Wednesday, October 22, 2025

Dead Man's Wire

Part of my coverage of the 61st Chicago International Film Festival


DEAD MAN'S WIRE   ***

Gus Van Sant
2025

























IDEA:  A fictionalized account of Tony Kiritsis's kidnapping of his mortgage broker, Richard Hall, in 1977 Indianapolis. 




BLURB:  You know social discontent is in the air when two American movies, debuted within the same month, end with Gil Scott-Heron’s single “The Revolution Will Not Be Televised.” First it was PTA’s One Battle After Another, and here it is again, like an echoing mantra, in Gus Van Sant’s docudrama.
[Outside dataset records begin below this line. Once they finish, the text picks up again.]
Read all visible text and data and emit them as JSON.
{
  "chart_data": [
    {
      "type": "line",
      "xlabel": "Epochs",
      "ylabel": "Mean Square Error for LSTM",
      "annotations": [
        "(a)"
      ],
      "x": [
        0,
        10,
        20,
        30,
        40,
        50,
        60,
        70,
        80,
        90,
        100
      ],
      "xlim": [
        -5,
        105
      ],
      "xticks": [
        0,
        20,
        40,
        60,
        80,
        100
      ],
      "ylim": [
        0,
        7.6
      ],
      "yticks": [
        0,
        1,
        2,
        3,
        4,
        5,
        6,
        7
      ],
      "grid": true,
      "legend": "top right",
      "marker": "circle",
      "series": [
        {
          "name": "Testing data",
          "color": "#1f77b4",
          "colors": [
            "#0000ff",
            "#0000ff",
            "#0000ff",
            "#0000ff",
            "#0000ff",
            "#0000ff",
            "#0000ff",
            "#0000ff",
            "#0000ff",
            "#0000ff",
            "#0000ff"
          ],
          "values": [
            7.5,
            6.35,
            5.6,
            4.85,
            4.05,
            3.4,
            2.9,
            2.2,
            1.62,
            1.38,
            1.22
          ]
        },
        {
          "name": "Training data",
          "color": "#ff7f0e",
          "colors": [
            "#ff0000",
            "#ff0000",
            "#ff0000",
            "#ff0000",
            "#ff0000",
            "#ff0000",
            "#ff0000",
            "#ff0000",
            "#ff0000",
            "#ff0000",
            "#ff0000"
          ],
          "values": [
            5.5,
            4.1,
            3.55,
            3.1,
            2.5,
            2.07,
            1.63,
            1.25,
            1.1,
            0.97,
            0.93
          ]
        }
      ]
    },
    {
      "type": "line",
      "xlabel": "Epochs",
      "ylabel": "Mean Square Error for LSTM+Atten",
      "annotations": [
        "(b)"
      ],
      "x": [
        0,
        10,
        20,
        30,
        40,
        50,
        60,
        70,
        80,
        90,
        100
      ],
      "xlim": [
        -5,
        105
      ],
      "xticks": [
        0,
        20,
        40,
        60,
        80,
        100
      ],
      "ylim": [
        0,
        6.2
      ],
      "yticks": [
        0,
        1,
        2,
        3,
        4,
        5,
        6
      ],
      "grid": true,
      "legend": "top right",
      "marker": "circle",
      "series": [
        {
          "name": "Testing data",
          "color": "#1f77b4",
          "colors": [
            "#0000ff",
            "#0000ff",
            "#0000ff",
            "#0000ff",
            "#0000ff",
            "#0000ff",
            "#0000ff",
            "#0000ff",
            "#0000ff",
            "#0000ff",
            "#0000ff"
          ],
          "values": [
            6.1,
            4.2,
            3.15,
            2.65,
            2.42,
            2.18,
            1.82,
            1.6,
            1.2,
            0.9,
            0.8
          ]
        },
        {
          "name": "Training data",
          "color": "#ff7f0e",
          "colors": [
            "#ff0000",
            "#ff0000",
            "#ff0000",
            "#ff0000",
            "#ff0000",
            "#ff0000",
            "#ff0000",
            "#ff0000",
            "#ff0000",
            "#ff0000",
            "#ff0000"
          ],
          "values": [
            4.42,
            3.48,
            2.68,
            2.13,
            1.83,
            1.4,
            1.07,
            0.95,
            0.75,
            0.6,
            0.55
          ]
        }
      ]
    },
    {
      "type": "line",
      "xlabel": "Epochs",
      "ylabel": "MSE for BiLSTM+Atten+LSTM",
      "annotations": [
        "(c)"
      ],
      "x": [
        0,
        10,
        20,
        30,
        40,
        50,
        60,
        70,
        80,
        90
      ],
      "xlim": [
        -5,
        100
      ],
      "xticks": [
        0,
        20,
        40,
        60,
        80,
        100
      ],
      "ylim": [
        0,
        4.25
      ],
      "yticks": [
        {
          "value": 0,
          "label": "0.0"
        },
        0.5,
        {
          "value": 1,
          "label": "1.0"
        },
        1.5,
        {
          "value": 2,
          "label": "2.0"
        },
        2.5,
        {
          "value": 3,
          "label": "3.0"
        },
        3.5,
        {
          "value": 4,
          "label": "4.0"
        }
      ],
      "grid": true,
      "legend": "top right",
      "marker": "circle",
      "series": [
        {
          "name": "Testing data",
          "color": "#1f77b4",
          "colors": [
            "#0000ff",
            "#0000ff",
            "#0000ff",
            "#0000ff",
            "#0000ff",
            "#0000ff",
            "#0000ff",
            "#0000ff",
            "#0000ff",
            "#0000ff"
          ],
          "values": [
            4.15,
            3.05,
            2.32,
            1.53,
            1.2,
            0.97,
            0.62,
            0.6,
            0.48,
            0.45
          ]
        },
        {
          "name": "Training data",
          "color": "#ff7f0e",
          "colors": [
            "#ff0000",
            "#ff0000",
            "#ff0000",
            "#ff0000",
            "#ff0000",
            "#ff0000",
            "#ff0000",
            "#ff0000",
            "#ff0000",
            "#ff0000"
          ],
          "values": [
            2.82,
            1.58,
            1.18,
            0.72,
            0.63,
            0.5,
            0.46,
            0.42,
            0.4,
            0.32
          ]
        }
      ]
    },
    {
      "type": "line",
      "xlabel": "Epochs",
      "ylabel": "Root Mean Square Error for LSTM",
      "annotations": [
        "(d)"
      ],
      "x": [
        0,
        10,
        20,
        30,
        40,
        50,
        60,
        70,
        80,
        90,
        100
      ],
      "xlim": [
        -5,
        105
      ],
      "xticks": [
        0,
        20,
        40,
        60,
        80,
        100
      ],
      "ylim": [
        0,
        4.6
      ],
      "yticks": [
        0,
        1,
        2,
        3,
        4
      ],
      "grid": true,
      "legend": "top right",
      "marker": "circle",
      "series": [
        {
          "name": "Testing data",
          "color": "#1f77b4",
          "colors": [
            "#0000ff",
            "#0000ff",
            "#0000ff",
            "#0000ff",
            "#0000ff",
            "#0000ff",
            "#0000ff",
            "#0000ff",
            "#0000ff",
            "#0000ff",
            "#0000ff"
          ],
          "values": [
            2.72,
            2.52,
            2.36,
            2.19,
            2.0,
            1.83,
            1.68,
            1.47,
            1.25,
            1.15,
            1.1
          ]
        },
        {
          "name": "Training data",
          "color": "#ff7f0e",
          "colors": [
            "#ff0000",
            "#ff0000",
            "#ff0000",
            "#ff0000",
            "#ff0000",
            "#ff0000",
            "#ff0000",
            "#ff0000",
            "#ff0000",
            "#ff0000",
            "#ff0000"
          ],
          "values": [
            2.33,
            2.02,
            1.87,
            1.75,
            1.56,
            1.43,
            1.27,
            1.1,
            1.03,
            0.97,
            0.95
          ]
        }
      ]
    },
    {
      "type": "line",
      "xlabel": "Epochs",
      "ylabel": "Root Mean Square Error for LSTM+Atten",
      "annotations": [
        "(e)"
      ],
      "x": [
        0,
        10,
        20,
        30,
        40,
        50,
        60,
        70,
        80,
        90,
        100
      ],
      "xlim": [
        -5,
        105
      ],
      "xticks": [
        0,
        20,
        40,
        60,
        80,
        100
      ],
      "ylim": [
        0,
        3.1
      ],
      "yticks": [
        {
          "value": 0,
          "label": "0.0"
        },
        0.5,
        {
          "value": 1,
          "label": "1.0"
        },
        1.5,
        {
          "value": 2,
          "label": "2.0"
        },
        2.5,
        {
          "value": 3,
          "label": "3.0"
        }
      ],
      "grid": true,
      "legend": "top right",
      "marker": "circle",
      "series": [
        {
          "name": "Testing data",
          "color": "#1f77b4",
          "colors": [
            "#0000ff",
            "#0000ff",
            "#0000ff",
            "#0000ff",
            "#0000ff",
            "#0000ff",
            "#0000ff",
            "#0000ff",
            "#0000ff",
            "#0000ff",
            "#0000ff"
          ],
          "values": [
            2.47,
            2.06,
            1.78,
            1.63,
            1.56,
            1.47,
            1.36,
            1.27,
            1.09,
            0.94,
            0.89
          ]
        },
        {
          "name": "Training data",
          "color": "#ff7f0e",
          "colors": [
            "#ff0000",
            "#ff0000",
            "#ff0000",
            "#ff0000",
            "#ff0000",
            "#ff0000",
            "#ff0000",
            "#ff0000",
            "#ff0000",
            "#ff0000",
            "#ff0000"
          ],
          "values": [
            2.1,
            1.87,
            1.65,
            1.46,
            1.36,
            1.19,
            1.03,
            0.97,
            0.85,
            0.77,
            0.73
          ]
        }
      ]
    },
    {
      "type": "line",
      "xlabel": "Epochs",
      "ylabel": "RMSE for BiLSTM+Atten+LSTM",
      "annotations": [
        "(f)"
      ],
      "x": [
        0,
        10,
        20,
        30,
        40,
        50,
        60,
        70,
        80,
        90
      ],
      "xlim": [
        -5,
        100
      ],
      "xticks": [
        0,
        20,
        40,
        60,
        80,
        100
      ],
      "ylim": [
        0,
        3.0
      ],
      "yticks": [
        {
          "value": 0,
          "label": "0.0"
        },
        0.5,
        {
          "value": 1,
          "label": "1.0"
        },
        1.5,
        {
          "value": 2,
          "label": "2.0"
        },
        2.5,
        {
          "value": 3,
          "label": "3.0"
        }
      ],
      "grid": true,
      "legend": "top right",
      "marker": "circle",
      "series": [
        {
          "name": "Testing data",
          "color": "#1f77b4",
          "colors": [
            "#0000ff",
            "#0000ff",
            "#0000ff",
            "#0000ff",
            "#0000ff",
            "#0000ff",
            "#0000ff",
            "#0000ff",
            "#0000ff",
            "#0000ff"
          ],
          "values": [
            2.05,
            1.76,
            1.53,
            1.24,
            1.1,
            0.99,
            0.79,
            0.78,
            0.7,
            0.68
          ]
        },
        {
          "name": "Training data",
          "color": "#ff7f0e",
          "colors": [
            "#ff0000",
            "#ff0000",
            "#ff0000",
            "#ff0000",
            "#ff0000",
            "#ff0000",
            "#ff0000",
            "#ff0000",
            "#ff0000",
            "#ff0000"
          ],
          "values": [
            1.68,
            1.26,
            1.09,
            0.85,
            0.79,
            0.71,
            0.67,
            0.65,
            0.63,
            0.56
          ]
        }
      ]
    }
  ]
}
The sense of déjà vu is apropos; not only is Dead Man’s Wire based on a documentary, the true story it recounts from nearly half a century ago is a version of something we’ve witnessed in varied forms over the intervening years. It’s that queasily familiar molotov cocktail of class grievance, violence, and the media circus, set off by people who end up in extreme situations because the system has seemingly given them no other choice. There is satisfying no-more-fucks-to-give fury in Bill Skarsgård’s nervy and garrulous (albeit curiously prettified) Tony Kiritsis, and Van Sant takes great care to show him as a polite, well-respected, and at times comically clumsy guy. Dead Man’s Wire recreates the events of his kidnapping of Richard Hall with a nod to news-media verisimilitude, often using crash zooms and freeze frames and craftily toggling between film and video formats, with the occasional insert of real historical news footage. Van Sant covers all sides in his portraiture, emphasizing a news media prone to sensationalism and reductive banalities, a legal system of questionable efficacy, and a financial world where callousness reigns (in the memorable form of a slothful, southern-fried Al Pacino). Significantly, the points of light are the two major Black characters: Colman Domingo’s radio DJ and Myha’la’s up-and-coming reporter, who exhibit actual human interest rather than procedural calculation. Dead Man’s Wire is tense and funny, if familiar to a fault, and it poses the important question: if the beleaguered worker with a gun is considered insane, what about the rich executive willing to ruin more lives than the worker ever could?